Counting and Sampling Traces in Regular Languages

Alexis de Colnet โ“‡ Kuldeep S. Meel โ“‡ Umang Mathur โ“‡ Random author order
POPL 2026

Abstract

In this work, we study the fundamental problems of counting and sampling traces that a regular language touches. Formally, one fixes the alphabet $\Sigma$ and an independence relation $\mathbb{I} \subseteq \Sigma \times \Sigma$. The computational problems we address take as input a regular language $L$ over $\Sigma$, presented as a finite automaton with $m$ states, together with a natural number $n$ (presented in unary). For the counting problem, the output is the number of Mazurkiewicz traces (induced by $\mathbb{I}$) that intersect the nth slice $L_n = L \cap \Sigma^n$ of $L$, i.e., traces that have at least one linearization in $L_n$. For the sampling problem, the output is a trace drawn from a distribution that is approximately uniform over all such traces.
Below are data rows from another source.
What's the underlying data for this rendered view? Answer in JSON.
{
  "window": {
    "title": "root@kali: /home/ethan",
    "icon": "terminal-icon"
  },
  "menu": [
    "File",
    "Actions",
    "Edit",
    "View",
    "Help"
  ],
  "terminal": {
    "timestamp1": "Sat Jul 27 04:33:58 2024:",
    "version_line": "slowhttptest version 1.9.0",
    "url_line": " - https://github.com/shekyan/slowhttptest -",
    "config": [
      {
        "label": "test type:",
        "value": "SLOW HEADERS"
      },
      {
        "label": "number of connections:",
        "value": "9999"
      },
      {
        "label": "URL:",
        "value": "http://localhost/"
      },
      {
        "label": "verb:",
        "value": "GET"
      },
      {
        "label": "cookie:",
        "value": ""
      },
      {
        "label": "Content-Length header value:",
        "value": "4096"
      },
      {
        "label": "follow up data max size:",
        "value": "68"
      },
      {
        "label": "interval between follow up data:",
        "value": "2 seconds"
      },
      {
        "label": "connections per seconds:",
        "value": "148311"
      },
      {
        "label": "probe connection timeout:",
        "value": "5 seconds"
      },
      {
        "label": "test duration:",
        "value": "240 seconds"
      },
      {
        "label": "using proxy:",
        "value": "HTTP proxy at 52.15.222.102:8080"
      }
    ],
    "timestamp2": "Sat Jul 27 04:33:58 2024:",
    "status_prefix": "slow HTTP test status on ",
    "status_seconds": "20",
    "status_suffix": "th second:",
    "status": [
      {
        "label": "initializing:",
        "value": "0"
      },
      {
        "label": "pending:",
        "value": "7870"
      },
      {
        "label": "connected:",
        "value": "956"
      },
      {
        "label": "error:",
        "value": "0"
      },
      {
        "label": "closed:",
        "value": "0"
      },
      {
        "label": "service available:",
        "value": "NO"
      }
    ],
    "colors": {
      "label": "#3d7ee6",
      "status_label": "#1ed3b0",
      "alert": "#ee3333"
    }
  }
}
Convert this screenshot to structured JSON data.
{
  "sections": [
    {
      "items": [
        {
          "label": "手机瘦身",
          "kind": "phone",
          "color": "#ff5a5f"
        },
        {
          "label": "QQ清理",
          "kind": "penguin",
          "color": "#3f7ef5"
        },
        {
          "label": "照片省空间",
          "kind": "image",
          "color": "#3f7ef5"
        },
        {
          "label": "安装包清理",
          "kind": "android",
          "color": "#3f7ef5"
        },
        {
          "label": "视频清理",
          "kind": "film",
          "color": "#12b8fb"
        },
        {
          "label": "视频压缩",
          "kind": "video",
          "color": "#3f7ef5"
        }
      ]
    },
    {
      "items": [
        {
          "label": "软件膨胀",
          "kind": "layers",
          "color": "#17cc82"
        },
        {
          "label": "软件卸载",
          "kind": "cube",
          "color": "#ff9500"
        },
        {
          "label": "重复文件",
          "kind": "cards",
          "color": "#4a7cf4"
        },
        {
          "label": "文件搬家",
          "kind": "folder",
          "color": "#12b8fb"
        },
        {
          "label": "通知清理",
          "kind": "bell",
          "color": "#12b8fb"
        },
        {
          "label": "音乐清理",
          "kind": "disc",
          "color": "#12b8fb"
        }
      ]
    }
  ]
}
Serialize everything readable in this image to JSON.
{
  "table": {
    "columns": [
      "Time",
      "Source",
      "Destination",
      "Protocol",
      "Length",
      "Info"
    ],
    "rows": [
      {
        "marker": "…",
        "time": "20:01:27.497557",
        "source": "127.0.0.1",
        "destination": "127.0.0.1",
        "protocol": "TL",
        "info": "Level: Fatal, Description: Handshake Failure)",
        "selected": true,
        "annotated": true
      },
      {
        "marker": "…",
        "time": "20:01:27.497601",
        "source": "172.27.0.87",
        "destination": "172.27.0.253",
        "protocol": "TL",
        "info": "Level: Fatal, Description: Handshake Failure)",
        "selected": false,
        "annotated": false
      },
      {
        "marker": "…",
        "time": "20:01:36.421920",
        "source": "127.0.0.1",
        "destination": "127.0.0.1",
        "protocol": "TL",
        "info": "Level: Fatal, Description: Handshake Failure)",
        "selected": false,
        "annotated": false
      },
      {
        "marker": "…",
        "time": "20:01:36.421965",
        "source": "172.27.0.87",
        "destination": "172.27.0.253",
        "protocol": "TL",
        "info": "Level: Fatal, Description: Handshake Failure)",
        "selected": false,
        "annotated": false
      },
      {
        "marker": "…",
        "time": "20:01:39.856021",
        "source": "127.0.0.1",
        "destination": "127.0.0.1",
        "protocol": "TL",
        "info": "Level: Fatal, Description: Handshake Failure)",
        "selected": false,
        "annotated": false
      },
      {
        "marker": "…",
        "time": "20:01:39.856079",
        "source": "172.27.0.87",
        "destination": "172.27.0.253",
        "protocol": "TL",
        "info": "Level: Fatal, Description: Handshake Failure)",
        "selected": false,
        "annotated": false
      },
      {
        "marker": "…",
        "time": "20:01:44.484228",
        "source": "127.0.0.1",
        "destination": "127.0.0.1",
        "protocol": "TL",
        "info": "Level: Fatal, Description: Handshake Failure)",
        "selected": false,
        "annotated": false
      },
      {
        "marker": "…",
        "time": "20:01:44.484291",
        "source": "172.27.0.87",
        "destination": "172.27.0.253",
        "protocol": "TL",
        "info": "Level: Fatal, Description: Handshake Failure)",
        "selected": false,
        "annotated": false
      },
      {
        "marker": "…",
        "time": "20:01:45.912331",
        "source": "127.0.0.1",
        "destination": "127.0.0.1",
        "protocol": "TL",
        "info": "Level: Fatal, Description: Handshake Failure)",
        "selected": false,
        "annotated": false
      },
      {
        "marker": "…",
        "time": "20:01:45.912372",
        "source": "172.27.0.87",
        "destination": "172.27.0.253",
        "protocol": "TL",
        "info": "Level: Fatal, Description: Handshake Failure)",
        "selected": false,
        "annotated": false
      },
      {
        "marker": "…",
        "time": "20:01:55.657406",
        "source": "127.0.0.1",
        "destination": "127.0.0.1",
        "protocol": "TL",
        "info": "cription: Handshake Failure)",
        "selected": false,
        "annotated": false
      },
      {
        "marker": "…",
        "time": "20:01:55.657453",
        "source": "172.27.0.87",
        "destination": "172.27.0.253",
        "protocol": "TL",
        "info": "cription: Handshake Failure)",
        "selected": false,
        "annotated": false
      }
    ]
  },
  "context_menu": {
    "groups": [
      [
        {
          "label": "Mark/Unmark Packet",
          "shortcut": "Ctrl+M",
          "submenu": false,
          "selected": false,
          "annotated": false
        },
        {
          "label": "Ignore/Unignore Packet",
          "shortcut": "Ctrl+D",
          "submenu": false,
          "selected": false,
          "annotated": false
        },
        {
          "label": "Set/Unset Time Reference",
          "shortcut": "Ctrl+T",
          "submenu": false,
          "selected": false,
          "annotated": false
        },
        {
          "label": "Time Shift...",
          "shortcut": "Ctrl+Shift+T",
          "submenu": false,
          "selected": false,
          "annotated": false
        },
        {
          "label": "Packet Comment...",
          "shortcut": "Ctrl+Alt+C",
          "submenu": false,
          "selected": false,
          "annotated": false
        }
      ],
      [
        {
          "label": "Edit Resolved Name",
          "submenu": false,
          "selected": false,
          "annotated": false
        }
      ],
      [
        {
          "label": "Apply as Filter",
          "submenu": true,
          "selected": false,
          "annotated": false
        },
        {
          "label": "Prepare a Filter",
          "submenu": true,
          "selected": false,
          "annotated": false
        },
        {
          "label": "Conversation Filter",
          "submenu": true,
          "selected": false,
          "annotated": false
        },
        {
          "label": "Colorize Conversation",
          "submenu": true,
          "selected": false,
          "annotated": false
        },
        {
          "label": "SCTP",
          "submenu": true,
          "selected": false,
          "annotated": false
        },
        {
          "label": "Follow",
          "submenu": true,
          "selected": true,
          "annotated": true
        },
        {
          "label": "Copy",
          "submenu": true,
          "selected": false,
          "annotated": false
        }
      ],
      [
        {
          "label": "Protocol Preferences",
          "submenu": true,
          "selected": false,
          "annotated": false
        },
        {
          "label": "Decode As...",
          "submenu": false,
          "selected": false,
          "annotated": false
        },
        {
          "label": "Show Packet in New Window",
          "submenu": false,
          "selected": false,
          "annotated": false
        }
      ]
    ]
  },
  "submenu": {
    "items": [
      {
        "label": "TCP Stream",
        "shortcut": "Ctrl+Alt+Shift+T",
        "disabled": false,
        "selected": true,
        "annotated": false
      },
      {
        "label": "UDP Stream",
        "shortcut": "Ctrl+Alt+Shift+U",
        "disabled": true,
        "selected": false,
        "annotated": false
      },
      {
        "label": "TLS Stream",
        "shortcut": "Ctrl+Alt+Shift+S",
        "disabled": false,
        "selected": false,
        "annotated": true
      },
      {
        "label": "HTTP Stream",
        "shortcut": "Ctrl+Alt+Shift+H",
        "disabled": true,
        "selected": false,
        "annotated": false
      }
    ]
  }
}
These problems are motivated by applications such as bounded model checking based on partial-order reduction, where an a priori estimate of the size of the state space can significantly improve usability, as well as testing approaches for concurrent programs that use partial-order-aware random sampling, where uniform exploration is desirable for effective bug detection. We first show that the counting problem is #P-hard even when the automaton accepting the language $L$ is deterministic, which is in sharp contrast to the corresponding problem for counting the words of a DFA, which is solvable in polynomial time. We then show that the counting problem remains in the class $\#{\sf P}$ for both NFAs and DFAs, independent of whether $L$ is trace-closed. Finally, our main contributions are a fully polynomial-time randomized approximation scheme (FPRAS) that, with high probability, estimates the desired count within a specified accuracy parameter, and a fully polynomial-time almost uniform sampler (FPAUS) that generates traces while ensuring that the distribution induced on them is approximately uniform with high probability.